Piatto ricco mi ci ficco fa rima con il Piano nazionale di ripresa e resilienza (Pnrr) nel Paese Italia in cui il piatto ricco non è scontato che faccia rima con resilienza e ripresa. Ripresa da cosa, da chi, dove, quando e perché?
Parlare di una necessità di ripresa per un Paese non può non contemplare l’analisi profonda di quali siano le cause che ne abbiano comportato l’arresto. Arresto economico, sociale, culture e umano. Arresto che si coniuga con degrado, lassismo, corruzione, bulimia burocratica, caos politico-amministrativo. Arresto che ha il sapore della terra dei fuochi, dei ponti che cadono, dei terremotati dimenticati, della spazzatura che invade ogni angolo delle nostre città, della corruzione che disonora la giustizia, la Pubblica amministrazione e la sanità.
Arresto che parla la lingua della raccomandazione, del ricatto e della mediocrità. Mediocrità che ha condotto i giochi politici, amministrativi, sociali e culturali del Paese che infanga il buon nome di chi lotta per la giustizia, per l’equità e per la trasparenza. Trasparenza che fa rima con competenza. Competenza che rappresenta la forza principale della sperata ripresa. Competenza che non può non essere accompagnata da una trasformazione culturale del Paese in ripresa. Trasformazione culturale che dovrebbe contemplare la necessità di fare i conti con un modus operandi atavicamente caratterizzante la mente clientelare.
Mente clientelare che funziona attraverso lo strizzare l’occhio all’amico, al parente, al compagno, al fratello, al reciproco scambio di favori e cortesie che a volte non risparmia neppure la giustizia. Una trasformazione culturale che dovrebbe iniziare da una presa di coscienza delle coordinate necessarie per orientarsi verso la direzione della resilienza. Coordinate i cui punti fondamentali sono rappresentati da specifiche caratteristiche emotive e cognitive. Difficile è poter contemplare che un piano di ripresa possa fare affidamento sulle buone intenzioni, sulla voglia di superare la crisi e sulla capacità di resilienza. Difficile è poter attivare la resilienza per la ripresa di un Paese senza contemplare un cambiamento culturale, sociale, psicologico che metta al centro il concetto di dignità.
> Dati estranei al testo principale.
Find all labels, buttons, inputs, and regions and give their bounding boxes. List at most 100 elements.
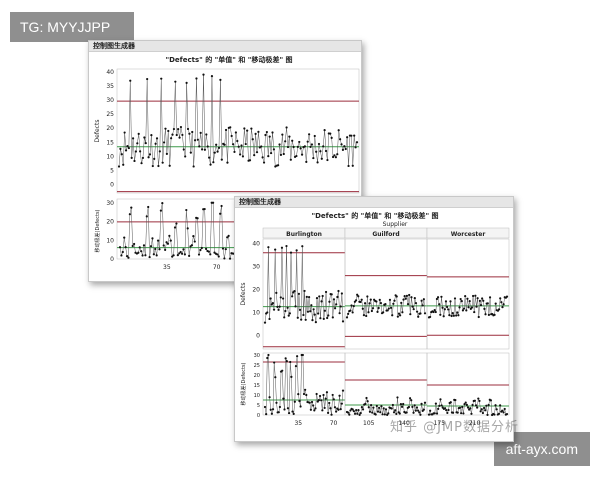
data-point	[319, 150, 322, 153]
data-point	[278, 143, 281, 146]
data-point	[323, 309, 327, 312]
data-point	[390, 407, 393, 410]
data-point	[402, 402, 405, 406]
group-header	[426, 227, 510, 239]
data-point	[359, 300, 362, 304]
data-point	[419, 413, 422, 416]
data-point	[456, 411, 459, 414]
data-point	[311, 319, 314, 322]
group-mr-plot-frame	[426, 352, 510, 416]
data-point	[313, 409, 316, 412]
data-point	[320, 300, 323, 303]
data-point	[419, 312, 422, 315]
data-point	[470, 412, 473, 415]
data-point	[360, 298, 363, 301]
data-point	[351, 164, 354, 167]
data-point	[441, 306, 444, 309]
data-point	[255, 151, 259, 154]
data-point	[349, 309, 352, 312]
data-point	[129, 79, 132, 82]
data-point	[326, 158, 329, 162]
data-point	[461, 309, 465, 312]
data-point	[271, 408, 275, 411]
data-point	[199, 248, 202, 252]
x-tick-label: 140	[398, 420, 410, 427]
data-point	[482, 299, 485, 302]
data-point	[288, 312, 291, 315]
x-tick-label: 210	[469, 420, 481, 427]
data-point	[408, 397, 412, 400]
group-plot-frame	[426, 238, 510, 350]
data-point	[316, 161, 319, 164]
data-point	[338, 394, 341, 397]
y-axis-label: Defects	[94, 120, 101, 143]
data-point	[435, 412, 439, 415]
data-point	[487, 313, 491, 316]
data-point	[405, 294, 409, 297]
data-point	[263, 405, 267, 409]
data-point	[126, 144, 129, 148]
data-point	[123, 236, 126, 239]
data-point	[296, 145, 299, 148]
data-point	[262, 161, 266, 164]
data-point	[364, 402, 367, 405]
data-point	[321, 409, 324, 412]
data-point	[353, 134, 356, 137]
data-point	[445, 305, 449, 309]
data-point	[285, 244, 288, 248]
data-point	[289, 158, 292, 161]
data-point	[479, 303, 483, 307]
data-point	[505, 412, 509, 416]
data-point	[458, 306, 461, 309]
data-point	[332, 398, 335, 401]
data-point	[140, 162, 143, 165]
data-point	[454, 398, 457, 402]
y-tick-label: 5	[110, 167, 114, 174]
data-point	[391, 314, 394, 317]
data-point	[175, 133, 178, 137]
data-point	[453, 297, 457, 300]
data-point	[337, 289, 340, 293]
chart-title: "Defects" 的 "单值" 和 "移动极差" 图	[311, 211, 438, 220]
data-point	[482, 406, 486, 410]
control-chart-panel-by-supplier: 控制图生成器 "Defects" 的 "单值" 和 "移动极差" 图 Suppli…	[234, 196, 514, 442]
data-point	[275, 291, 278, 294]
mr-y-tick-label: 10	[254, 393, 260, 399]
data-point	[494, 302, 497, 305]
data-point	[301, 353, 304, 357]
y-tick-label: 25	[106, 111, 114, 118]
data-point	[224, 248, 227, 251]
data-point	[186, 127, 190, 131]
data-point	[196, 217, 199, 220]
data-point	[429, 315, 432, 319]
data-point	[261, 156, 264, 159]
data-point	[329, 407, 332, 410]
data-point	[347, 164, 350, 168]
mr-y-tick-label: 5	[257, 403, 260, 409]
data-point	[387, 412, 390, 415]
x-tick-label: 105	[363, 420, 375, 427]
data-point	[423, 312, 427, 315]
data-point	[361, 408, 365, 411]
data-point	[501, 306, 504, 309]
data-point	[237, 145, 240, 148]
data-point	[325, 391, 329, 394]
data-point	[286, 407, 290, 410]
data-point	[189, 151, 192, 154]
mr-y-tick-label: 25	[254, 363, 260, 369]
data-point	[305, 295, 308, 298]
data-point	[395, 295, 398, 298]
data-point	[434, 310, 437, 314]
data-point	[345, 316, 349, 319]
data-point	[175, 222, 178, 225]
data-point	[383, 413, 386, 416]
data-point	[477, 315, 480, 319]
data-point	[340, 143, 343, 146]
data-point	[485, 404, 488, 407]
data-point	[387, 307, 390, 310]
y-tick-label: 0	[256, 332, 260, 339]
data-point	[149, 245, 153, 248]
data-point	[365, 396, 368, 400]
data-point	[443, 407, 447, 410]
data-point	[165, 241, 168, 244]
“La dignità non consiste nel possedere onori, ma nella consapevolezza di meritarli” (Aristotele). Il merito dignitosamente conquistato è la chiave che apre la strada della ripresa e della resilienza di un Paese. Il passaggio da una Italia ferme, dominata da corruzione, mediocrità e lassismo ad un Paese in ripresa, resiliente, dominato dalla meritocrazia, dalla trasparenza e dalla valorizzazione del bene comune non può prescindere da un cambio di direzione dal bene individualistico al bene comune. Il bene comune che contempla la distribuzione equa delle risorse e che fa della necessità della ripresa la virtù di pensare, programmare e realizzare opere per tutti e non solo per pochi, opere che non gonfiano i soliti portafogli ma che vadano a soddisfare i bisogni delle frange più fragili.
Un passaggio culturale e psicologico dal piatto ricco mi ci ficco al piatto ricco per tutti. Piatto ricco per tutti che sottolinea l’urgenza individuale e collettiva di attivare un processo di analisi della dilagante profonda superficiale fragilità esistenziale che necessita di un deciso processo di educazione e formazione alla resilienza. A mio avviso la resilienza è legata al concetto di persistenza, è legata ad un atteggiamento positivo che permette di fronteggiare le difficoltà in maniera efficace. La persona resiliente vive con la consapevolezza che la conoscenza profonda dei propri limiti e delle proprie risorse è elemento fondamentale per vivere una buona qualità della vita.
“La resilienza non è solo la voglia di sopravvivere a tutti i costi, ma anche la capacità di usare l’esperienza maturata in situazioni difficili per costruire il futuro” (Andrea Fontana). Futuro che riusciremo a garantire alle nuove generazioni, se insegneremo loro a “resistere”, a “risalire in barca una volta caduti in mare”. Se insegneremo loro che le relazioni sono più importanti delle cose, che uno sguardo è molto più di un click, che un abbraccio o una stretta di mano non sono paragonabili ad un like, che la capacità di esserci non si racchiude nello scatto di un selfie.
Nuove generazioni che pagheranno a caro prezzo le nostre corruzioni, i nostri lassismi, la nostra psicotica burocrazia, le ingiustizie, le mediocrità amministrative, giudiziarie, sociali, ambientali. Nuove generazioni a cui il piatto ricco di oggi forse è servito con poco sapore di responsabilità e con troppa superficialità.